21 January 2010
Quantum K-Theory of Grassmannians and the Geometry of Spaces of Curves
Leonardo Mihalcea
Department of Mathematics
Baylor University

The 3-point, genus 0, Gromov-Witten invariants of a Grassmannian count rational curves of degree d satisfying certain incidence conditions - if the number of curves is expected to be finite. Recently, Givental and Lee defined the K-theoretic Gromov-Witten invariants, which associate an integer to spaces of rational curves in question, regardless of whether it is finite or not. The resulting quantum cohomology theory - the quantum K-theory - encodes the associativity relations satisfied by the K-theoretic Gromov-Witten invariants. I will show how the Gromov-Witten invariants and quantum K-theory algebra can be computed explicitly.
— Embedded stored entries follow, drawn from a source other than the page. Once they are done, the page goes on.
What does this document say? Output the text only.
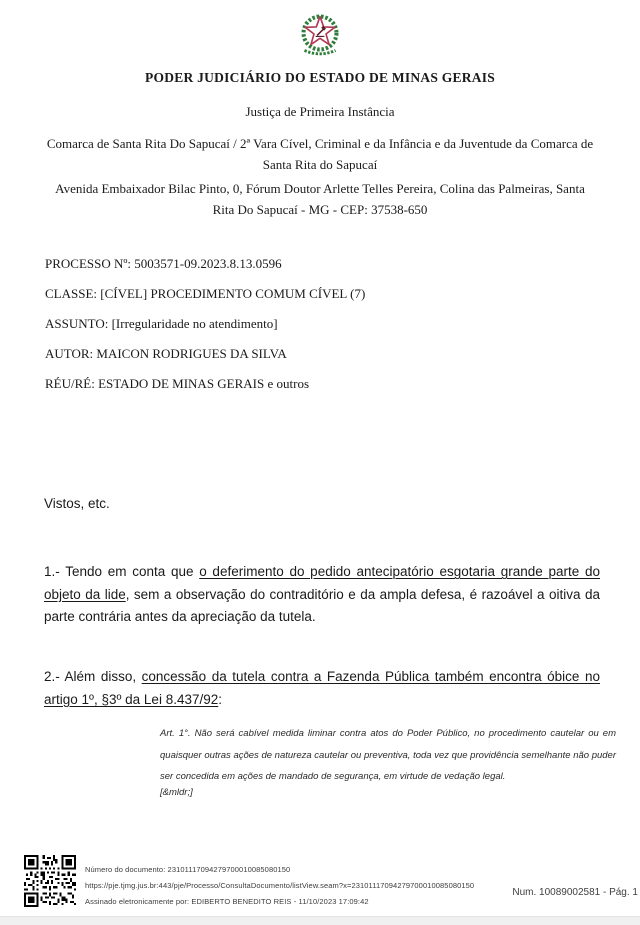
PODER JUDICIÁRIO DO ESTADO DE MINAS GERAIS
Justiça de Primeira Instância
Comarca de Santa Rita Do Sapucaí / 2ª Vara Cível, Criminal e da Infância e da Juventude da Comarca de
Santa Rita do Sapucaí
Avenida Embaixador Bilac Pinto, 0, Fórum Doutor Arlette Telles Pereira, Colina das Palmeiras, Santa
Rita Do Sapucaí - MG - CEP: 37538-650
PROCESSO Nº: 5003571-09.2023.8.13.0596
CLASSE: [CÍVEL] PROCEDIMENTO COMUM CÍVEL (7)
ASSUNTO: [Irregularidade no atendimento]
AUTOR: MAICON RODRIGUES DA SILVA
RÉU/RÉ: ESTADO DE MINAS GERAIS e outros
Vistos, etc.

1.- Tendo em conta que o deferimento do pedido antecipatório esgotaria grande parte do objeto da lide, sem a observação do contraditório e da ampla defesa, é razoável a oitiva da parte contrária antes da apreciação da tutela.

2.- Além disso, concessão da tutela contra a Fazenda Pública também encontra óbice no artigo 1º, §3º da Lei 8.437/92:

Art. 1°. Não será cabível medida liminar contra atos do Poder Público, no procedimento cautelar ou em quaisquer outras ações de natureza cautelar ou preventiva, toda vez que providência semelhante não puder ser concedida em ações de mandado de segurança, em virtude de vedação legal.

[&mldr;]

Número do documento: 23101117094279700010085080150
https://pje.tjmg.jus.br:443/pje/Processo/ConsultaDocumento/listView.seam?x=23101117094279700010085080150
Assinado eletronicamente por: EDIBERTO BENEDITO REIS - 11/10/2023 17:09:42
Num. 10089002581 - Pág. 1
The key is a "quantum=classical" phenomenon: the K-theoretic Gromov-Witten invariants for Grassmannians are equal to structure constants of the ordinary K-theory of certain two-step flag manifolds.

11 February 2010
GasDay: Forecasting Customer Demand for Natural Gas
George F. Corliss
Electrical and Computer Engineering
Marquette University
Milwaukee, Wi

Natural gas for heating takes 2 - 3 days to get to Milwaukee from Louisiana. If our local utility does not order enough, they buy it on the spot market at premium prices. If they order too much, the pipeline companies charge them penalties. The GasDay lab at Marquette University licenses to local natural gas utilities software to forecast the gas demands of their customers hours, days, and months in the future. We license to 23 utilities across the US. Each day, software written by our students helps forecast 20% of the gas used by residential, commercial, and industrial customers in the US. Our customers tell us our forecasts save their customers tens of millions of dollars each winter. We also offer analysis consulting services including peak day studies and data cleaning. We will discuss some of the mathematical modeling challenges, as well as the entrepreneurial challenges of running a $500K business with students within the university.

18 February 2010
Max-Plus Algebra and the Computation of Nonlinear Controls
Ben G. Fitzpatrick
Loyola Marymount University

Mathematical methods for linear systems have had enormous impact on engineering applications, especially in control systems. Nonlinear approaches, however, suffer from many drawbacks, not the least of which are computational difficulties. The recent successes of max-plus and more general idempotent structures for attacking nonlinear control problems offer the potential for revolutionary improvements in our ability to design and implement nonlinear controls for real applications. In this talk, we describe the basic concepts behind max-plus methods. The key observation is that Bellman's dynamic programming principle yields a linear equation in the max-plus arithmetic. We will outline the max-plus approach to nonlinear control and provide some preliminary results in the extension from deterministic to stochastic problems. We will discuss numerical approximation schemes and examples problems in counterinsurgency and UAV sensing planning.